The Marx at stake was a ʻMarxʼ who has become falsely associated with some of the major traditions and assumptions on the Left, which Marx himself actually argued against. To have Marx as oneʼs ʻfancied philosopherʼ is to make a statement of the same kind as ʻI am a caring person who is against globalization, who believes in equality, and who believes that, while we cannot do away with capitalism, some things should be protected from the awful forces of the market.ʼ Smith and Weber – symptomatic absences in any list of important social theorists – do not have this iconicity.

The vote for Marx was thus another way of ʻbrandingʼ the self, a leftish self which can only associate with Marx once an alternative Marx has taken over – a Marx falsely associated with things that many on the left value but which are in fact not part of Marxism at all. Several commentators suggested that Marx had produced some excellent soundbites: ʻreligion is the opium of the peopleʼ, ʻfrom each according to his abilities, to each according to their needsʼ and, yes, ʻthe philosophers have only interpreted the world, the point however is to change itʼ. But we were never told why Marx thought these things or, more importantly, how they figured in his critique of capital. The idea that religion is the opium of the people was never connected to his understanding of the ʻsoulless conditionsʼ of the market in human labour. Similarly, the image of communism that lay behind the principle ʻfrom each according to his abilities, to each according to his needsʼ was lost. A survey in 1994 revealed that half of the US citizens consulted thought that ʻfrom each according to his abilities, to each according to their needsʼ was part of the US Constitution.

Francis Wheenʼs main defence of Marx was that his insights are now accepted by leading theorists of the American business class as showing the nature of capitalism. What is remarkable about this defence is that it systematically misses out the idea that the wage-labour/capital relation is essentially exploitative. This is an echo of the way in which the labour movement has assimilated Marxist insights more generally. Many of the leading figures in British labourism have cited The Ragged Trousered Philanthropists as one of their leading influences. This book is remarkable because of the central place in it of ʻThe Great Money Trickʼ – a brilliant dramatization of the nature of wage-labour. Yet its demonstration of the exploitation at the core of capitalism is actually utterly opposed to the politics of labourism. The book achieved its status through the screening out of this core, in favour of its contingent descriptions of working-class life (the very thing which Stedman Jones has spent his career writing about). The ʻMarxʼ who won this poll was a figure who was likewise cleansed of his revolutionary, anti-capitalist ideas.

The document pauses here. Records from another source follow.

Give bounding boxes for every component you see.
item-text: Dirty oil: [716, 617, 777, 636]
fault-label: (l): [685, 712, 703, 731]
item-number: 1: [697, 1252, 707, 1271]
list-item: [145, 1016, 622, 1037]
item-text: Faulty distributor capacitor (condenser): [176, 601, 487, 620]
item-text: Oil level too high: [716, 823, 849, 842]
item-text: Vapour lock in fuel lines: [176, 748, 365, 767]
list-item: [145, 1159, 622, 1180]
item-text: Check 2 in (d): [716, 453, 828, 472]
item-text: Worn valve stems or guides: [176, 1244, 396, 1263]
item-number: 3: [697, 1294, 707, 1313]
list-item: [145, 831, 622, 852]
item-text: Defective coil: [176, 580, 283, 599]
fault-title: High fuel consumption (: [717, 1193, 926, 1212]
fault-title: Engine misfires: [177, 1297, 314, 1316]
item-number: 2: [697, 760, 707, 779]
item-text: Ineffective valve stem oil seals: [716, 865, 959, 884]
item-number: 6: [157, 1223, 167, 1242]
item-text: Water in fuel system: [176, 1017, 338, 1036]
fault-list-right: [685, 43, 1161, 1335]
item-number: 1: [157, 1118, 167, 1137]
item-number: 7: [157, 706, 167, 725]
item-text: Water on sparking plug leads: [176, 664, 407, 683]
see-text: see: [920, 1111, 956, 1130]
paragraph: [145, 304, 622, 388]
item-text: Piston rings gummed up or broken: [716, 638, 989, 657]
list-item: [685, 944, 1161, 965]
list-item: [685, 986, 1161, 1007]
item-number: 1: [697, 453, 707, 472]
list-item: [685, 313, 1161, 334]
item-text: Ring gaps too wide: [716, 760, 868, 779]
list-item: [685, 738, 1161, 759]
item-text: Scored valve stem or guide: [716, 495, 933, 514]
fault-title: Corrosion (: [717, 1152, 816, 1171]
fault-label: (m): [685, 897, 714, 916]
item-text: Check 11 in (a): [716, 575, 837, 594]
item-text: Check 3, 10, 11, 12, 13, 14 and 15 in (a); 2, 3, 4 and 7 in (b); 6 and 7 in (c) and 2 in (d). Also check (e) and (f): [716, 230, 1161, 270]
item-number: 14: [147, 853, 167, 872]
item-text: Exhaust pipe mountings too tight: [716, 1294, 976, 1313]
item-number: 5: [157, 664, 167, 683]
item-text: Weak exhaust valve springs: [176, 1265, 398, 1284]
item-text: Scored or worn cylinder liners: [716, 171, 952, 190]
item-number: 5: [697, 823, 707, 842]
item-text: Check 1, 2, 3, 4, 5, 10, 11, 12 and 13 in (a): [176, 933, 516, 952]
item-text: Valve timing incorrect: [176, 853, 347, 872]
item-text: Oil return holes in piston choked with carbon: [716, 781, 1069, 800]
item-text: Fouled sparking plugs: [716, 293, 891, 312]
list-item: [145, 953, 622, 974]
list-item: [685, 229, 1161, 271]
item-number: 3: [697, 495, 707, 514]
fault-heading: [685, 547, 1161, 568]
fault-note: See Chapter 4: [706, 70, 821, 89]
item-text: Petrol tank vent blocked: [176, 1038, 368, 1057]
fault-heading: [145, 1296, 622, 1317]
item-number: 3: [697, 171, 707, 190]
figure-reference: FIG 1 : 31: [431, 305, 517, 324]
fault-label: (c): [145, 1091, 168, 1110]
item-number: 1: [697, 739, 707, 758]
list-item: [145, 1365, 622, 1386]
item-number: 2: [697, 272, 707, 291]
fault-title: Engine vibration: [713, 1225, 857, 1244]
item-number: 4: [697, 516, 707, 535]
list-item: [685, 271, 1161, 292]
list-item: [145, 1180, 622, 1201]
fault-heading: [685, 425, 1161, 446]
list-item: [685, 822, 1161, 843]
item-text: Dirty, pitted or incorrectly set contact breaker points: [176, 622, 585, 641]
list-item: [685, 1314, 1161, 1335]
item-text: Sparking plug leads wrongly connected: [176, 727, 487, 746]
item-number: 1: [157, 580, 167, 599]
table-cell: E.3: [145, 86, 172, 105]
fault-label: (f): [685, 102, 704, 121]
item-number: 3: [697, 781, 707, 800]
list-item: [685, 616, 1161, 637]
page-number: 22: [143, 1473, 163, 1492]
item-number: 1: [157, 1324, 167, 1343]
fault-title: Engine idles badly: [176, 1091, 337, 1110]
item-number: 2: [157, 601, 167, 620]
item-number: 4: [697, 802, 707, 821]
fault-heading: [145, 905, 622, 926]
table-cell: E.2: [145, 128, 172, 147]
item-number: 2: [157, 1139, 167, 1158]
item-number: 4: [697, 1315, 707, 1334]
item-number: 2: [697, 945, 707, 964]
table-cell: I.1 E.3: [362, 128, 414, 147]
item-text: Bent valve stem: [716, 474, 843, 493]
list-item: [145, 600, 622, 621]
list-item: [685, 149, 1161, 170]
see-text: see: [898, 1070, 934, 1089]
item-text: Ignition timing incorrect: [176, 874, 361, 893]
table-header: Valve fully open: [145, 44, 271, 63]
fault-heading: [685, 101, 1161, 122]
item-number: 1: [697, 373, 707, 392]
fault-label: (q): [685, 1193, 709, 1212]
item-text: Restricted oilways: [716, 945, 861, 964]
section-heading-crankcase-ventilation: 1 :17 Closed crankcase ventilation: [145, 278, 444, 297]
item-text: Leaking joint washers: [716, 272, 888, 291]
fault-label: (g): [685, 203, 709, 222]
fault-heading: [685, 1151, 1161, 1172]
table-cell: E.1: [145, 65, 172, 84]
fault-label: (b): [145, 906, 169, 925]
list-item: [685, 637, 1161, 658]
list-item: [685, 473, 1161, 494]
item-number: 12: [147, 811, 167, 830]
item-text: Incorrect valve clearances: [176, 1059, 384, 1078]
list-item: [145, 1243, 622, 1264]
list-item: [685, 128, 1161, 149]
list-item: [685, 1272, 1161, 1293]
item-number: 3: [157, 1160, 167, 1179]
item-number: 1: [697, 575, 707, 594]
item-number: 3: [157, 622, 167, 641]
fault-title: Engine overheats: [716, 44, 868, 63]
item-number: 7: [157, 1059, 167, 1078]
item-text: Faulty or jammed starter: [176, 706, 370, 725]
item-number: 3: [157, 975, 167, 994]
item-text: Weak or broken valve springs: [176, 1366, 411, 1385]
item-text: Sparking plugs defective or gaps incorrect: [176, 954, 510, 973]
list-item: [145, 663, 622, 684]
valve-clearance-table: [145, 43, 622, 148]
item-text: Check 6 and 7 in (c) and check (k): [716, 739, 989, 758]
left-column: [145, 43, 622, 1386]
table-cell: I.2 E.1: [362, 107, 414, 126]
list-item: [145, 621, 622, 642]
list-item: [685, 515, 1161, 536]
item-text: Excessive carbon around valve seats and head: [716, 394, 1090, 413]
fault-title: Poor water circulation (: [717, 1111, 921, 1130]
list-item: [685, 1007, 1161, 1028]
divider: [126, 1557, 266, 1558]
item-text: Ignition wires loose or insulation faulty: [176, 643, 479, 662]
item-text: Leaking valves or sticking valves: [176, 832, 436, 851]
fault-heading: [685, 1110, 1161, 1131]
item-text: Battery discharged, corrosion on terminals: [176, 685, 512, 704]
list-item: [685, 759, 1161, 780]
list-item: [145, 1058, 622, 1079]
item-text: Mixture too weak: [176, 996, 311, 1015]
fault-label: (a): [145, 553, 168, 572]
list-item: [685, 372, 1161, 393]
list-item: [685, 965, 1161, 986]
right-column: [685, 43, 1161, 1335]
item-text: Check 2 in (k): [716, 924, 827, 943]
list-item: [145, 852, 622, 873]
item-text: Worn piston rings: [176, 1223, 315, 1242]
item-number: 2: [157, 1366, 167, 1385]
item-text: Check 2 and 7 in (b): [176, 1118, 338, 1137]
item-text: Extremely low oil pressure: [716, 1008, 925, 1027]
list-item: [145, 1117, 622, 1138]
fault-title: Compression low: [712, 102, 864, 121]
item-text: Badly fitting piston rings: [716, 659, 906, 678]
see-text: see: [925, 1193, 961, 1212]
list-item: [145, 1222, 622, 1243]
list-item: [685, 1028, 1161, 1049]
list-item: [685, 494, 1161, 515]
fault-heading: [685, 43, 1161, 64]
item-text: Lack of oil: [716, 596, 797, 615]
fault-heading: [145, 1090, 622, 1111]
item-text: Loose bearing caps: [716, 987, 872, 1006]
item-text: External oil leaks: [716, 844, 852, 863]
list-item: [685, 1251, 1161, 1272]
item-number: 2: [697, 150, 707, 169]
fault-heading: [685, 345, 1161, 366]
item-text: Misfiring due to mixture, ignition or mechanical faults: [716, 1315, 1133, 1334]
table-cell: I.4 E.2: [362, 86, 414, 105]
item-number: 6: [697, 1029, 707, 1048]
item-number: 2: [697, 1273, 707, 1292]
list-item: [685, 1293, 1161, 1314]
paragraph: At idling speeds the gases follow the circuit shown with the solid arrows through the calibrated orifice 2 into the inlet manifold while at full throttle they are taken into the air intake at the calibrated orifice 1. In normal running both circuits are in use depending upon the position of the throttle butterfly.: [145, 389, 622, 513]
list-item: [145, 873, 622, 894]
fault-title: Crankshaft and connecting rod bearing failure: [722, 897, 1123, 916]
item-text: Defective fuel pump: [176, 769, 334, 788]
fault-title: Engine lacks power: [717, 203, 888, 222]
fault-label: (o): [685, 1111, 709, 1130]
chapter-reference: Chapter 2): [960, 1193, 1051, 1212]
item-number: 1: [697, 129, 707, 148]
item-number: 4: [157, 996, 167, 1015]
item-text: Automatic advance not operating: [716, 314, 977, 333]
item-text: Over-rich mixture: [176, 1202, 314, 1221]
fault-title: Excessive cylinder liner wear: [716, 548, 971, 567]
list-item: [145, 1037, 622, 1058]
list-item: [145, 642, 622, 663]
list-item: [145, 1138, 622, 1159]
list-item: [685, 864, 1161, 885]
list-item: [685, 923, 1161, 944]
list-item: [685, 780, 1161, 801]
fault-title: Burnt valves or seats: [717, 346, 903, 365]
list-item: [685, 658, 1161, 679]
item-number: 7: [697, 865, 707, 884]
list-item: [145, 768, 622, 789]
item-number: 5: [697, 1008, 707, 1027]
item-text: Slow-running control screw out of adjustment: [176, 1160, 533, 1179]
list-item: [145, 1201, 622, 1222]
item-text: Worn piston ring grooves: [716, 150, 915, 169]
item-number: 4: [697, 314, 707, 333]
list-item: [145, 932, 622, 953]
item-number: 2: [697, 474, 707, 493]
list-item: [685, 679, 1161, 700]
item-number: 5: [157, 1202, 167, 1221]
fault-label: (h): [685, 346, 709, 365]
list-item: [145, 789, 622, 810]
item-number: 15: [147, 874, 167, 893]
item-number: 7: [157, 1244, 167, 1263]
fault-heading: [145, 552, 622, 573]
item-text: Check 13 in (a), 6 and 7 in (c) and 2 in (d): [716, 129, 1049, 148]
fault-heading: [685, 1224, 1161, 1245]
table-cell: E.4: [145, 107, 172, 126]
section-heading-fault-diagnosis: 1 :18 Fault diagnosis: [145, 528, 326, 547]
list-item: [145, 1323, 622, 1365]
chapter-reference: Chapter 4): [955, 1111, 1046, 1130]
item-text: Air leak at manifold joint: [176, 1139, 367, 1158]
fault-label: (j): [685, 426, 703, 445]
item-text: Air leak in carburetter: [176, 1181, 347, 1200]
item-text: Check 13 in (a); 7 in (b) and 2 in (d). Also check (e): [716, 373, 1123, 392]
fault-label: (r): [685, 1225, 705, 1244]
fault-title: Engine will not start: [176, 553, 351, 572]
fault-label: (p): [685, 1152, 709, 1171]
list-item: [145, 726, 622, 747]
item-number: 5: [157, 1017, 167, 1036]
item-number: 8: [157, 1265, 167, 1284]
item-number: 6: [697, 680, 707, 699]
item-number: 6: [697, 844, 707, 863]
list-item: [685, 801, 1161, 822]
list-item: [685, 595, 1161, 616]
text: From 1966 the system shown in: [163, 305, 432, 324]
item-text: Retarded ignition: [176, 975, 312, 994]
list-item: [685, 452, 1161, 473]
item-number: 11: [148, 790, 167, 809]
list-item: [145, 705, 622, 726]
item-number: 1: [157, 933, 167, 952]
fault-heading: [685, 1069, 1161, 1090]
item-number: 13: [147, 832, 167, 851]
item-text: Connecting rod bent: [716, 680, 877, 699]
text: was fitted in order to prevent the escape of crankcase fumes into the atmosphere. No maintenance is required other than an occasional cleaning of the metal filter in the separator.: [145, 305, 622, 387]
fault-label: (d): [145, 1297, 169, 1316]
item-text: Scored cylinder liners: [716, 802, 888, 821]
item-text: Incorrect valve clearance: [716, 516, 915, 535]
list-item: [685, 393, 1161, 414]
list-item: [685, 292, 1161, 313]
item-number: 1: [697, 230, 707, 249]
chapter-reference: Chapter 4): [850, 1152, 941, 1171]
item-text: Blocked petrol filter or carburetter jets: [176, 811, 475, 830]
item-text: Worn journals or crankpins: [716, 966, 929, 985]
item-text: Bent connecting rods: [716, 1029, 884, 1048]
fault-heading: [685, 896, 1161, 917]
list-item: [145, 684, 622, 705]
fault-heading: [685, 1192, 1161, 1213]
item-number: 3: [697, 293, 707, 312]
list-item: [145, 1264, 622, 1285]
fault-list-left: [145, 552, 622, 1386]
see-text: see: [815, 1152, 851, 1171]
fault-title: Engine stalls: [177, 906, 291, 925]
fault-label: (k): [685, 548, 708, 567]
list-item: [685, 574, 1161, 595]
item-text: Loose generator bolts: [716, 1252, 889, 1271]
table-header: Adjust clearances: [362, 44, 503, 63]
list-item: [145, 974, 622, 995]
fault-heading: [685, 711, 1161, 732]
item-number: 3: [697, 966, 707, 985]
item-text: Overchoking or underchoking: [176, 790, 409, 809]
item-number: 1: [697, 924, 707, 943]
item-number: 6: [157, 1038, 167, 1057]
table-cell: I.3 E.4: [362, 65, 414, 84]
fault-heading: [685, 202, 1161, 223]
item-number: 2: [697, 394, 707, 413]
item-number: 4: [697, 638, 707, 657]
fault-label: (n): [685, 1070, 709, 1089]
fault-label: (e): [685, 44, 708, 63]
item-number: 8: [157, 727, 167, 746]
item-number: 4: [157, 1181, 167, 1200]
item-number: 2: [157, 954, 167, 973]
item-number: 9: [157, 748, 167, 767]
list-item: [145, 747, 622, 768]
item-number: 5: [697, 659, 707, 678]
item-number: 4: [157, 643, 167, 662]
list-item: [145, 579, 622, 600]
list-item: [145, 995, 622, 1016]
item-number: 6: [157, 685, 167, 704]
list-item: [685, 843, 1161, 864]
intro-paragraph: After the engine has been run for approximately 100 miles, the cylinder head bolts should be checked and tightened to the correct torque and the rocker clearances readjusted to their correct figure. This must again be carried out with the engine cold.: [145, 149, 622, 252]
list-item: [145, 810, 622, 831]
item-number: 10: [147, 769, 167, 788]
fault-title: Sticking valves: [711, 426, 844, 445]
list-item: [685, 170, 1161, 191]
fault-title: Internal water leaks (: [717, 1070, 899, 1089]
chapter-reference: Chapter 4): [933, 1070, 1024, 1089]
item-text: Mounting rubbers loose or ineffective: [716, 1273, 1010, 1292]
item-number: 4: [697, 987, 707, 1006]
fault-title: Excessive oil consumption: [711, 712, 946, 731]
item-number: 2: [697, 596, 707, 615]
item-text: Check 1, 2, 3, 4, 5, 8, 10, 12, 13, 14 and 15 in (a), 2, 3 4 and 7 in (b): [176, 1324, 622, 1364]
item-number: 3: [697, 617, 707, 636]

In this sense, Marx did not win this poll at all. It was won by ʻMarxʼ. It was a shadow Marx, a spectral Marx, who was voted the Greatest Philosopher of All Time. The Marx who won this poll was an alternate being, a spectral being which exists in the ideological world, a figure in the phantasmagoria constructed by those who benefit most from having others buy this particular icon. ʻMarxʼ won, and so Marx – and Marxism – lost. Far from celebrating this as a victory, then, and enjoying the furious protestations of the conservative press, we should actually see it as a defeat. There must always be the shamshow of opposition, of a criticism that never takes to arms.